Many viruses, including those such as herpesvirus that affect humans, use tiny motors powered by a molecule called ATP to package their genetic material into pre-assembled shells called procapsids. Understanding how these motors work is not only important for the design of antiviral drugs, but also sheds light on general biomotor mechanisms that apply to other types of motors within cells. Optical tweezers are a method in which lasers are used to hold and move sub-microscopic particles. They were first developed by Arthur Ashkin who later won the Nobel Prize in Physics for the innovation in 2018. These tweezers have allowed for more detailed studies of DNA motors, including the role of key component enzymes called terminases. However, much remains to be understood about the nature of motor-DNA interactions -- such as how the motors grip DNA and what causes the motor to pause or slip.

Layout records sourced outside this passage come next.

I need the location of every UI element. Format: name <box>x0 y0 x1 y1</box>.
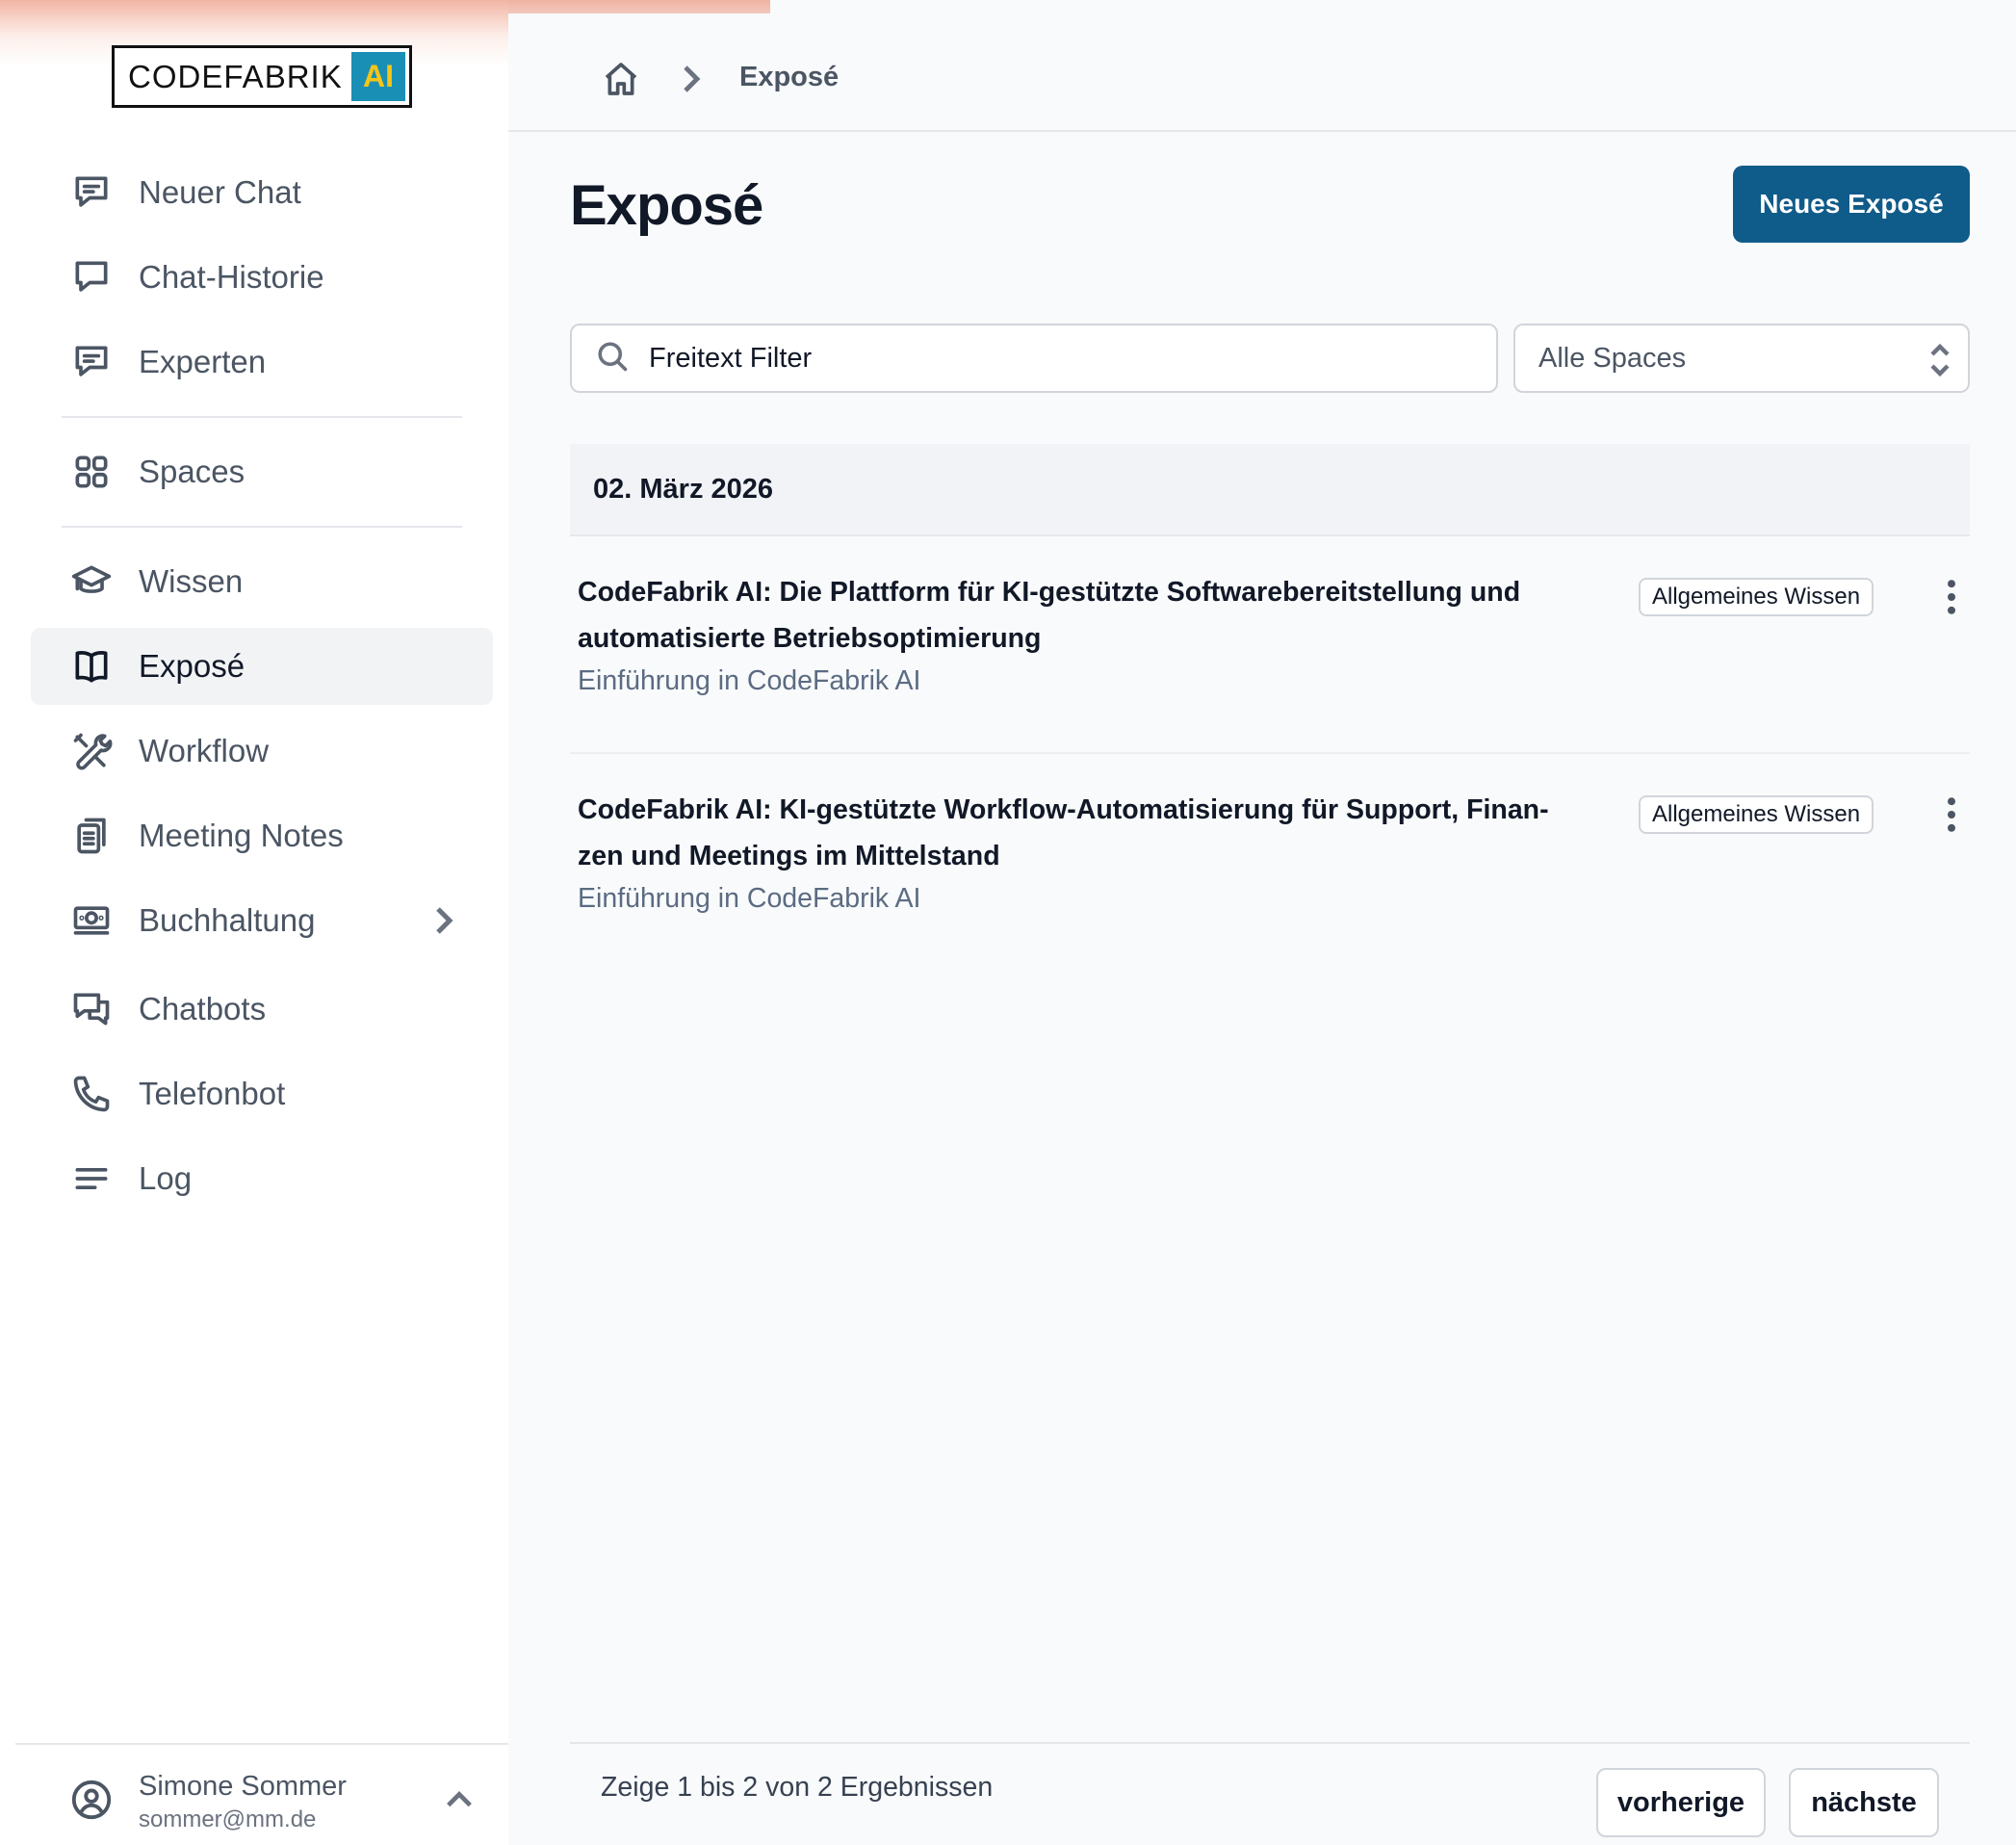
logo-ai-badge: AI <box>351 52 405 101</box>
sidebar-item-workflow[interactable]: Workflow <box>31 713 493 790</box>
chevron-right-icon <box>678 64 705 99</box>
search-icon <box>595 339 630 378</box>
sidebar-item-label: Meeting Notes <box>139 818 344 853</box>
entry-subtitle: Einführung in CodeFabrik AI <box>578 665 921 696</box>
chevron-right-icon[interactable] <box>429 905 458 936</box>
space-badge: Allgemeines Wissen <box>1639 578 1874 616</box>
more-vertical-icon[interactable] <box>1937 793 1966 837</box>
menu-lines-icon <box>69 1156 114 1201</box>
entry-title[interactable]: CodeFabrik AI: KI-gestützte Workflow-Aut… <box>578 787 1579 879</box>
home-icon[interactable] <box>602 60 640 98</box>
sidebar-item-label: Neuer Chat <box>139 174 301 210</box>
sidebar-item-wissen[interactable]: Wissen <box>31 543 493 620</box>
sidebar-item-label: Workflow <box>139 733 270 768</box>
open-book-icon <box>69 644 114 689</box>
user-name: Simone Sommer <box>139 1770 347 1802</box>
breadcrumb: Exposé <box>508 13 2016 132</box>
entry-title[interactable]: CodeFabrik AI: Die Plattform für KI-gest… <box>578 569 1579 662</box>
sidebar-item-chatbots[interactable]: Chatbots <box>31 971 493 1048</box>
grid-squares-icon <box>69 450 114 494</box>
wrench-screwdriver-icon <box>69 729 114 773</box>
user-menu[interactable]: Simone Sommer sommer@mm.de <box>69 1768 474 1835</box>
pagination-divider <box>570 1742 1970 1744</box>
sidebar-item-label: Telefonbot <box>139 1076 286 1111</box>
date-group-header: 02. März 2026 <box>570 444 1970 536</box>
user-info: Simone Sommer sommer@mm.de <box>139 1771 347 1833</box>
chat-bubble-lines-icon <box>69 170 114 215</box>
banknotes-icon <box>69 898 114 943</box>
chevron-up-icon[interactable] <box>445 1785 474 1819</box>
sidebar-item-expose[interactable]: Exposé <box>31 628 493 705</box>
sidebar-item-label: Log <box>139 1160 193 1196</box>
list-item[interactable]: CodeFabrik AI: Die Plattform für KI-gest… <box>570 536 1970 754</box>
next-page-button[interactable]: nächste <box>1789 1768 1939 1837</box>
user-divider <box>15 1743 508 1745</box>
sidebar-item-label: Exposé <box>139 648 246 684</box>
space-select[interactable]: Alle Spaces <box>1513 324 1970 393</box>
nav-divider <box>62 526 462 528</box>
logo-text: CODEFABRIK <box>128 58 343 94</box>
sidebar-item-experten[interactable]: Experten <box>31 324 493 401</box>
search-field[interactable] <box>570 324 1498 393</box>
sidebar-item-chat-historie[interactable]: Chat-Historie <box>31 239 493 316</box>
page-title: Exposé <box>570 174 763 237</box>
space-select-value: Alle Spaces <box>1538 342 1687 374</box>
sidebar-item-spaces[interactable]: Spaces <box>31 433 493 510</box>
result-count: Zeige 1 bis 2 von 2 Ergebnissen <box>601 1772 994 1803</box>
chat-bubble-icon <box>69 255 114 299</box>
sidebar-item-label: Experten <box>139 344 267 379</box>
breadcrumb-current[interactable]: Exposé <box>739 62 839 93</box>
list-item[interactable]: CodeFabrik AI: KI-gestützte Workflow-Aut… <box>570 754 1970 972</box>
clipboard-icon <box>69 814 114 858</box>
sidebar-item-log[interactable]: Log <box>31 1140 493 1217</box>
sidebar-item-neuer-chat[interactable]: Neuer Chat <box>31 154 493 231</box>
more-vertical-icon[interactable] <box>1937 575 1966 619</box>
sidebar-item-label: Buchhaltung <box>139 902 316 938</box>
previous-page-button[interactable]: vorherige <box>1596 1768 1766 1837</box>
entry-subtitle: Einführung in CodeFabrik AI <box>578 883 921 914</box>
chevron-up-down-icon <box>1927 343 1952 382</box>
graduation-cap-icon <box>69 559 114 604</box>
app-root: CODEFABRIK AI Neuer Chat Chat-Historie E… <box>0 0 2016 1845</box>
sidebar: CODEFABRIK AI Neuer Chat Chat-Historie E… <box>0 0 770 1845</box>
brand-logo[interactable]: CODEFABRIK AI <box>112 45 412 108</box>
sidebar-item-buchhaltung[interactable]: Buchhaltung <box>31 882 493 959</box>
sidebar-item-meeting-notes[interactable]: Meeting Notes <box>31 797 493 874</box>
user-email: sommer@mm.de <box>139 1806 317 1832</box>
sidebar-item-label: Spaces <box>139 454 246 489</box>
space-badge: Allgemeines Wissen <box>1639 795 1874 834</box>
chat-bubble-lines-icon <box>69 340 114 384</box>
chat-bubbles-icon <box>69 987 114 1031</box>
phone-icon <box>69 1072 114 1116</box>
sidebar-item-label: Chat-Historie <box>139 259 324 295</box>
sidebar-item-label: Chatbots <box>139 991 267 1026</box>
new-expose-button[interactable]: Neues Exposé <box>1733 166 1970 243</box>
sidebar-item-telefonbot[interactable]: Telefonbot <box>31 1055 493 1132</box>
nav-divider <box>62 416 462 418</box>
sidebar-item-label: Wissen <box>139 563 244 599</box>
search-input[interactable] <box>649 342 1477 375</box>
user-circle-icon <box>69 1778 114 1827</box>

"Studies have suggested that ATP binding causes DNA motors to grip hold of DNA, and the breakdown of ATP into ADP allows its release," says first author Brandon Rawson, a student in the Department of Physics at the University of California San Diego, USA. "To probe this interaction in more detail, we previously developed a modified optical tweezers method to study the motor of a bacterial virus called phage T4, which contains a motor protein called TerL, and showed that ATP not only triggers TerL to grip DNA, but controls the friction between motor and DNA during slipping, too. In this study, we extended this to look at a motor complex containing TerL plus a lesser-understood component protein TerS, to understand how they work together to control viral genome packaging."

The team studied the genome packaging motor containing both TerL and TerS from a bacterial virus called phage lambda, which uses a similar packaging process as human herpesvirus. When these viruses replicate, they produce multiple linked copies of their genome, which then need to be snipped apart and each genome packaged separately. One way that viruses do this is called 'unit length' genome packaging. In brief, the TerS subunit initiates packaging when it encounters a specific site called cos in the genome. TerL then cuts the genome and drives the packaging (DNA translocation) into the procapsid shell until another cos site is encountered. At this point the motor stops and TerL cuts the DNA to release the packaged particle. Although the role of TerL is known in the translocation and termination stage, whether TerS played a role during translocation was less clear.

By studying both TerL and TerS as a functioning motor in the same experiment, the team noticed that in the presence of both TerS and TerL, there was much more frequent DNA gripping and high motor-DNA friction even when there was no ATP available. This has not been observed in previous experiments when only TerL is present. When ATP or ADP were added, this further increased gripping and friction, indicating two mechanisms of motor-DNA interaction -- nucleotide-dependent and nucleotide-independent. DNA gripping was strongest when ATP was bound to the motor, weaker when ADP was attached, and weakest with no nucleotide bound at all.

In previous studies with phage T4, the team had also discovered a DNA 'end clamp' that prevents the whole DNA molecule from slipping backwards out of the procapsid during packaging. In this study, they found that the lambda phage shares this mechanism. If the DNA slips to the extent that it would completely fall out, it is caught by its end and prevented from detaching from the procapsid, even if no ATP is present.

"Our present studies, building on studies of viruses that use different packaging mechanisms, reveal universal features of the terminase motors, and suggest a role for the conserved TerS subunit during DNA packaging," says senior author Douglas Smith, UC San Diego Professor of Physics. "These findings support a conserved universal mechanism for terminase motor function, conveyed by the TerL protein, but also highlight a key difference between systems -- a much more frequent DNA grip in motors containing TerS, which suggests TerS functions as a sliding clamp. The separate end-clamp mechanism also increases the efficiency of packaging and is likely equivalent to the complex formed at the initiation of packaging, implying that our method could provide an avenue to explore factors affecting the stability of this complex."